Выбрать главу

Смерть моей матери положила конец всему. Не прошло и года, как отец, шестидесятипятилетним стариком, несмотря на его беспредельную любовь ко мне, женился на другой, на совсем бедной девушке, едва ли пятью годами старше меня. Мачеха околдовала его, но при всей своей власти над ним не могла, однако, заставить изменить свое завещание: все принадлежащее Ротенштадтам должно было принадлежать безраздельно мне одной; я назначена была начать новый род Ротенштадтов и возвысить его, подобно старому. Вдовья часть мачехи была самая ничтожная, и она никак не могла простить мне свою собственную вину, что так продешевила себя, продав за ничто свою молодость седому старику».

— Я не вижу непоследовательности в рассказе Бланки, — заметила графиня, — разве вы сами переделали его?
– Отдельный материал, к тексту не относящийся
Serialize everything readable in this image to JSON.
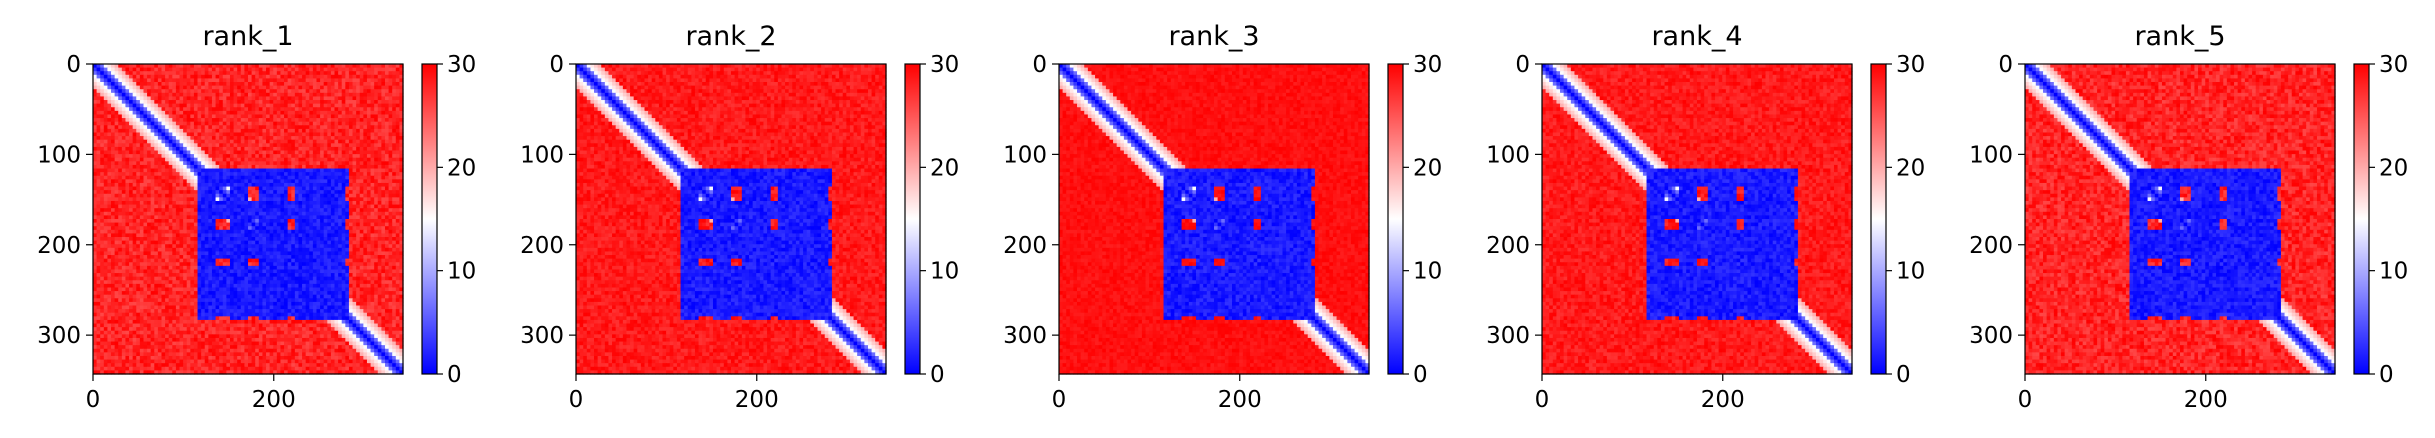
{
  "chart_data": [
    {
      "type": "heatmap",
      "title": "rank_1",
      "xticks": [
        "0",
        "200"
      ],
      "yticks": [
        "0",
        "100",
        "200",
        "300"
      ],
      "colorbar_ticks": [
        "0",
        "10",
        "20",
        "30"
      ],
      "xlim": [
        0,
        343
      ],
      "ylim": [
        343,
        0
      ],
      "color_range": [
        0,
        30
      ],
      "colormap": [
        "#0000ff",
        "#ffffff",
        "#ff0000"
      ],
      "blue_blocks": [
        {
          "x": [
            115,
            285
          ],
          "y": [
            115,
            135
          ]
        },
        {
          "x": [
            115,
            285
          ],
          "y": [
            150,
            170
          ]
        },
        {
          "x": [
            115,
            285
          ],
          "y": [
            185,
            215
          ]
        },
        {
          "x": [
            115,
            285
          ],
          "y": [
            225,
            280
          ]
        },
        {
          "x": [
            342,
            343
          ],
          "y": [
            115,
            285
          ]
        }
      ],
      "noise": 0.35
    },
    {
      "type": "heatmap",
      "title": "rank_2",
      "xticks": [
        "0",
        "200"
      ],
      "yticks": [
        "0",
        "100",
        "200",
        "300"
      ],
      "colorbar_ticks": [
        "0",
        "10",
        "20",
        "30"
      ],
      "xlim": [
        0,
        343
      ],
      "ylim": [
        343,
        0
      ],
      "color_range": [
        0,
        30
      ],
      "colormap": [
        "#0000ff",
        "#ffffff",
        "#ff0000"
      ],
      "blue_blocks": [
        {
          "x": [
            115,
            285
          ],
          "y": [
            115,
            135
          ]
        },
        {
          "x": [
            115,
            285
          ],
          "y": [
            150,
            170
          ]
        },
        {
          "x": [
            115,
            285
          ],
          "y": [
            185,
            215
          ]
        },
        {
          "x": [
            115,
            285
          ],
          "y": [
            225,
            280
          ]
        },
        {
          "x": [
            342,
            343
          ],
          "y": [
            115,
            285
          ]
        }
      ],
      "noise": 0.25
    },
    {
      "type": "heatmap",
      "title": "rank_3",
      "xticks": [
        "0",
        "200"
      ],
      "yticks": [
        "0",
        "100",
        "200",
        "300"
      ],
      "colorbar_ticks": [
        "0",
        "10",
        "20",
        "30"
      ],
      "xlim": [
        0,
        343
      ],
      "ylim": [
        343,
        0
      ],
      "color_range": [
        0,
        30
      ],
      "colormap": [
        "#0000ff",
        "#ffffff",
        "#ff0000"
      ],
      "blue_blocks": [
        {
          "x": [
            115,
            285
          ],
          "y": [
            115,
            135
          ]
        },
        {
          "x": [
            115,
            285
          ],
          "y": [
            150,
            170
          ]
        },
        {
          "x": [
            115,
            285
          ],
          "y": [
            185,
            215
          ]
        },
        {
          "x": [
            115,
            285
          ],
          "y": [
            225,
            280
          ]
        },
        {
          "x": [
            342,
            343
          ],
          "y": [
            115,
            285
          ]
        }
      ],
      "noise": 0.15
    },
    {
      "type": "heatmap",
      "title": "rank_4",
      "xticks": [
        "0",
        "200"
      ],
      "yticks": [
        "0",
        "100",
        "200",
        "300"
      ],
      "colorbar_ticks": [
        "0",
        "10",
        "20",
        "30"
      ],
      "xlim": [
        0,
        343
      ],
      "ylim": [
        343,
        0
      ],
      "color_range": [
        0,
        30
      ],
      "colormap": [
        "#0000ff",
        "#ffffff",
        "#ff0000"
      ],
      "blue_blocks": [
        {
          "x": [
            115,
            285
          ],
          "y": [
            115,
            135
          ]
        },
        {
          "x": [
            115,
            285
          ],
          "y": [
            150,
            170
          ]
        },
        {
          "x": [
            115,
            285
          ],
          "y": [
            185,
            215
          ]
        },
        {
          "x": [
            115,
            285
          ],
          "y": [
            225,
            280
          ]
        },
        {
          "x": [
            342,
            343
          ],
          "y": [
            115,
            285
          ]
        }
      ],
      "noise": 0.25
    },
    {
      "type": "heatmap",
      "title": "rank_5",
      "xticks": [
        "0",
        "200"
      ],
      "yticks": [
        "0",
        "100",
        "200",
        "300"
      ],
      "colorbar_ticks": [
        "0",
        "10",
        "20",
        "30"
      ],
      "xlim": [
        0,
        343
      ],
      "ylim": [
        343,
        0
      ],
      "color_range": [
        0,
        30
      ],
      "colormap": [
        "#0000ff",
        "#ffffff",
        "#ff0000"
      ],
      "blue_blocks": [
        {
          "x": [
            115,
            285
          ],
          "y": [
            115,
            135
          ]
        },
        {
          "x": [
            115,
            285
          ],
          "y": [
            150,
            170
          ]
        },
        {
          "x": [
            115,
            285
          ],
          "y": [
            185,
            215
          ]
        },
        {
          "x": [
            115,
            285
          ],
          "y": [
            225,
            280
          ]
        },
        {
          "x": [
            342,
            343
          ],
          "y": [
            115,
            285
          ]
        }
      ],
      "noise": 0.35
    }
  ]
}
— В начале я не позволил себе переделать ни одной фразы, которую сумел верно передать по-французски, — отвечал барон, но это только в начале; но мере же того, как страсть и горе овладевают ее воспоминаниями, как она начинает говорить о своем возлюбленном Бруно и ненавистном Адольфе, слог ее совершенно изменяется, так что очень трудно передавать его, и я поневоле отступал от подлинника. Многих же интересных подробностей в конце рассказа совсем нет.

— Читай, Адольф, — повторила, как эхо, свою первую фразу нетерпеливая баронесса Марья Владимировна.

— «Старший брат Бруно, Адольф, был также товарищем моих детских игр, настолько же ненавистным мне, насколько я всегда любила Бруно, защищавшего меня, с самых первых лет нашего знакомства, от неистовств Адольфа, которому все более или менее покорялись, исключая меня. Адольф никак не мог примириться с моим предпочтением ему меньшего брата, которого он считал существом гораздо ниже себя, будущего владельца майората. Один раз он, наверное убил бы меня, если б не Бруно, заслонивший меня собою. Он заставлял меня сказать, что я люблю его больше всех, что выйду за него замуж, я не соглашалась и смело смотрела ему в глаза, вызывая на борьбу. Страшный удар, предназначенный мне, попал в Бруно и чуть не вышиб ему глаза. Этот случай заставил барона фон Ф. отослать своего первенца в Стокгольм в школу, и я к великому моему удовольствию, несколько лет не видала его.

После женитьбы отца, моя свадьба отсрочилась еще на два года; мачеха, в надежде изменить его волю насчет наследства, уговорила его не отдавать меня Бруно, пока тому не минет двадцати двух лет, а мне семнадцати, пока он не сделается мужчиной, а не ребенком, говорила она, и стала все более и более разлучать нас, ни минуты не оставляя вдвоем. Бруно писал мне нежные письма и через кормилицу мою доставлял их мне. Как благословляла я позже, и благословляю и теперь судьбу, давшую нам в ней такого верного и мужественного друга. Она же достала мне через своего зятя писаря пергаменту, она устроила тайное хранилище в раме моего портрета. Даже мои мучители не посмели разлучить меня с верной женщиной, которой поручила меня мать моя на своем смертном одре.

Смерть отца, случившаяся совершенно неожиданно, когда мне только что минуло шестнадцать лет, оставила меня беспомощной в руках мачехи и ее родни. Опекун мой, почти одновременно лишившийся своей жены, уехал в Ригу и там, как доходили до нас слухи, неистово играл в карты и в кости, к чему имел давнишнюю страсть. Он вернулся в наше соседство не ранее полугода, совершенно расстроив свое состояние, и я начала замечать, что они о чем-то сговариваются с мачехой, и что речь их идет обо мне. Когда мне случалось входить в комнату, они умолкали, бросая на меня знаменательные взгляды. Вместе с тем, мачеха сделалась ко мне гораздо ласковее, не отказывала мне ни в чем, кроме, однако, возможности видеть Бруно. Прошло уже более месяца с тех пор, как он уехал из замка. Письма его становились все грустней и грустней. Наконец, он написал мне, что отец отправляет его на службу в Швецию, и вместе с тем вызывает Адольфа в замок. „Я боюсь, моя дорогая, — так кончал он свое отчаянное письмо, — что отец задумал женить на тебе Адольфа, чтобы твоими деньгами поправить свои дела; он каждый день ожидает описи всех свободных земель, и мы почти нищие“.

Накануне отъезда Бруно, благодаря кормилице, нам удалось свидеться ночью в парке, я дала ему страшную клятву, что не буду ничьей женой, кроме его, лучше умру.

— Зачем умирать, моя красавица, — утешала мамка меня, горько рыдающую в объятиях жениха, — наш Бруно увезет тебя; у меня есть на примете пастор, который не откажет благословить ваш брак, такой он отчаянный, никаких баронов не боится.